As the founder and owner of the lifestyle brand Kith, Fieg and his ever-extensive collection of collaborative installments continues to be informed by the brands that formalized his adolescence—such as the company’s Coca-Cola branded apparel pieces and its redesigned BMW vehicles. But just one has been able to include both New York City and its hometown Knicks, making Fieg’s newest position as the organization’s Creative Director that much more sacred.
Yes, you read that right. The man who brought you the past two years of sleek City Edition uniforms while continuing to cohabitate with the biggest sports and fashion brands on the globe—The Swoosh, Versace, Bergdorf Goodman and Asics, just to name a few—is now leading the creative direction of the New York Knicks.
At age 7, Fieg’s father gifted him a Knicks t-shirt that he quickly became obsessed with. He recalled exactly how upset he was when his arms and torso grew out of its youth size. Still, he didn’t want to give it up. There was too much history, too much nostalgia stitched into its seams. “That’s the same feeling I want to give people today when I design Knicks product,” he says.
Fieg says the landmark opportunity came by way of his work on the team’s City Edition uniforms and subsequent Kith collections from the past two seasons. The brand’s special projects and marketing efforts in collaboration with the organization led to Fieg and the Knicks’ relationship growing to the point of this next step making sense for both parties.
“I think they saw the passion I have for the team, and they wanted to take what we were doing together to the next level,” Fieg says. “We shared long conversations about what the Knicks not only mean to the League, but to the world. Through these conversations, as well as the Kith partnership, they understood my vision and we began to shape this opportunity to do some very special things.”
In Fieg’s eyes, New York remains the most aspirational city on Earth, with both he and his brand’s roots tied to its nostalgic ’90s aesthetic.
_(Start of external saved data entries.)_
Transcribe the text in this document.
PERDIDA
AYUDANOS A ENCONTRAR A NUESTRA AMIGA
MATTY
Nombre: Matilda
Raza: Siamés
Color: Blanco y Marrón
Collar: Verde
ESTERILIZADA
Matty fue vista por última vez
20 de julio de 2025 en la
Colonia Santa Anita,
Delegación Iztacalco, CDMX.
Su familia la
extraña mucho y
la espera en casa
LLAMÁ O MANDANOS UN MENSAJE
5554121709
When asked about his favorite elements of the Knicks jersey during his childhood, he notes that the specific jersey—with its vibrant orange and blue accents and piping—didn’t change between 1983 and 1997, so that’s the one he goes back to as the OG.
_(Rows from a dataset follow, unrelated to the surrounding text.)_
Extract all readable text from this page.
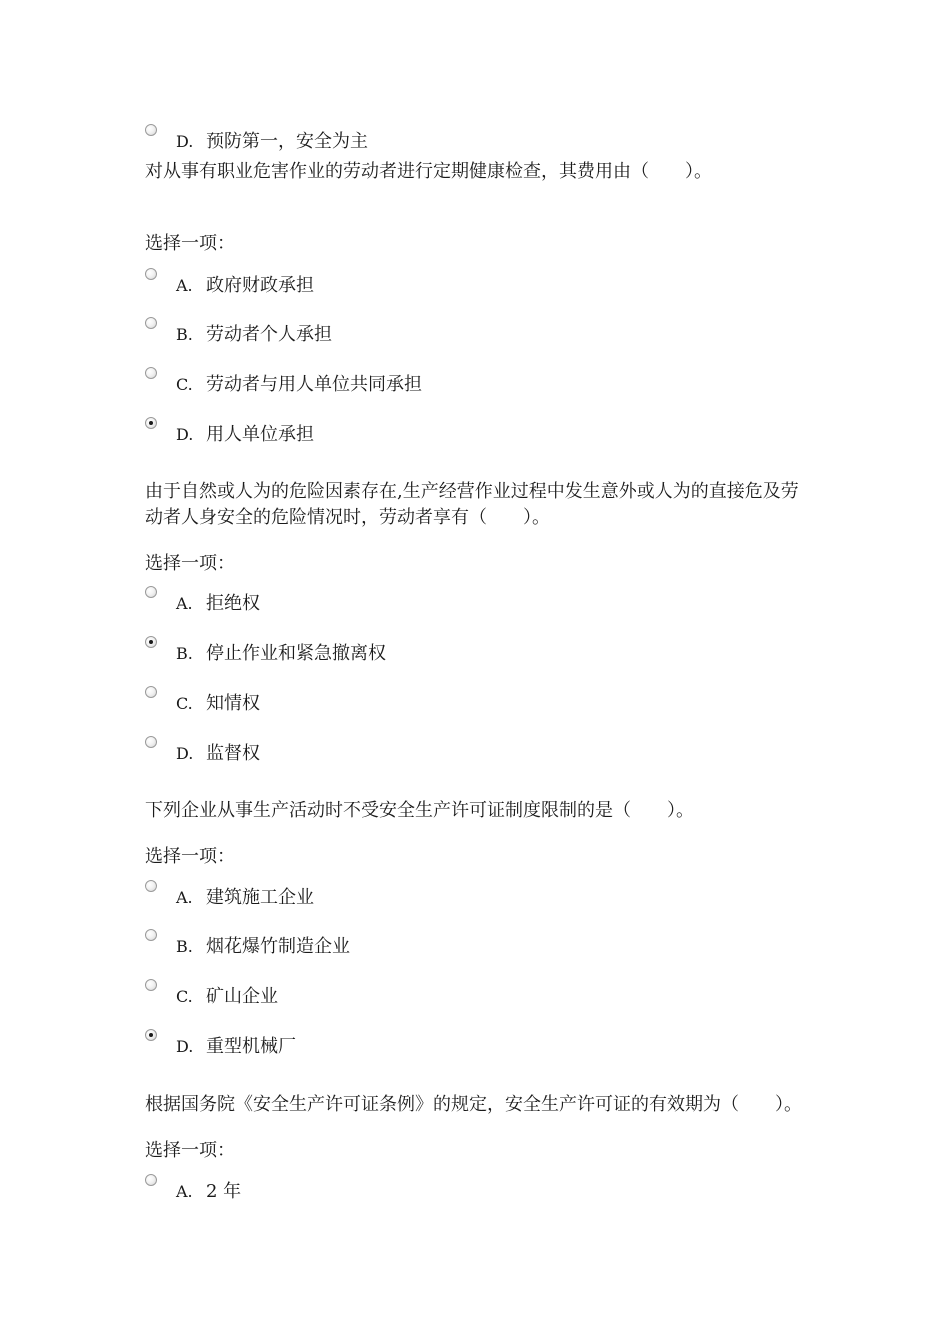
D. 预防第一，安全为主
对从事有职业危害作业的劳动者进行定期健康检查，其费用由（　　）。
选择一项：
A. 政府财政承担
B. 劳动者个人承担
C. 劳动者与用人单位共同承担
D. 用人单位承担
由于自然或人为的危险因素存在,生产经营作业过程中发生意外或人为的直接危及劳动者人身安全的危险情况时，劳动者享有（　　）。
选择一项：
A. 拒绝权
B. 停止作业和紧急撤离权
C. 知情权
D. 监督权
下列企业从事生产活动时不受安全生产许可证制度限制的是（　　）。
选择一项：
A. 建筑施工企业
B. 烟花爆竹制造企业
C. 矿山企业
D. 重型机械厂
根据国务院《安全生产许可证条例》的规定，安全生产许可证的有效期为（　　）。
选择一项：
A. 2 年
During Fieg’s high school years, the team’s jersey—with a thick jet black stripe down the top and bottom—was worn from 1998 to 2012, so you can expect that period to heavily influence his coming work as well.
“Whatever you love during that era is what you’ll love for the rest of your life,” Fieg adds. “So many incredible memories were made with those jerseys that make their design coveted forever.”
The immediate work, however, doesn’t call for an immediate jersey overhaul or redesign of the hallowed MSG hardwood. Rather, he’s opting for building out the consistency of the way the general public views the Knicks’ brand. “It’s going to be my responsibility that they also love the brand the same way I do,” he says.
The franchise is equally excited to have Ronnie on board.
“When Ronnie created his first Knicks City Edition uniform during the 2020-21 season, the organization knew we had something special, and each year’s design has been more innovative than the last. We are honored to have him join the Knicks as Creative Director,” says David Hopkinson, President and Chief Operating Officer of MSG Sports. “Ronnie’s position will help provide a distinctive look and feel across marketing, content and merchandise initiatives. Given Ronnie’s life-long Knicks fandom, creative vision and New York City roots, we are extremely excited for our continued and expanded collaboration.”
The 2022 Kith for Knicks collection is “a combination of products that really speak to the best of what Kith has to offer as a brand,” Fieg says. “The first two collections were in collaboration with Nike, and that called for a more athletic approach. This time around I wanted to go super luxury with the product and feature the team in ways we’ve never seen before. Knits, Manteco Wool jackets, leather varsities, new sweatshirt bodies, etc.”
The collection includes a collared varsity jacket in royal blue and a beige leather version that Fieg describes as his “favorite piece yet.”
What can fans of both Kith and the Knicks look forward to?
“Expect there to be tender loving care applied,” Fieg says. “I’m a tough critic of my work, so New York and I have that in common. I hope I can make fans proud of what they speak on and wear to represent the team and brand.”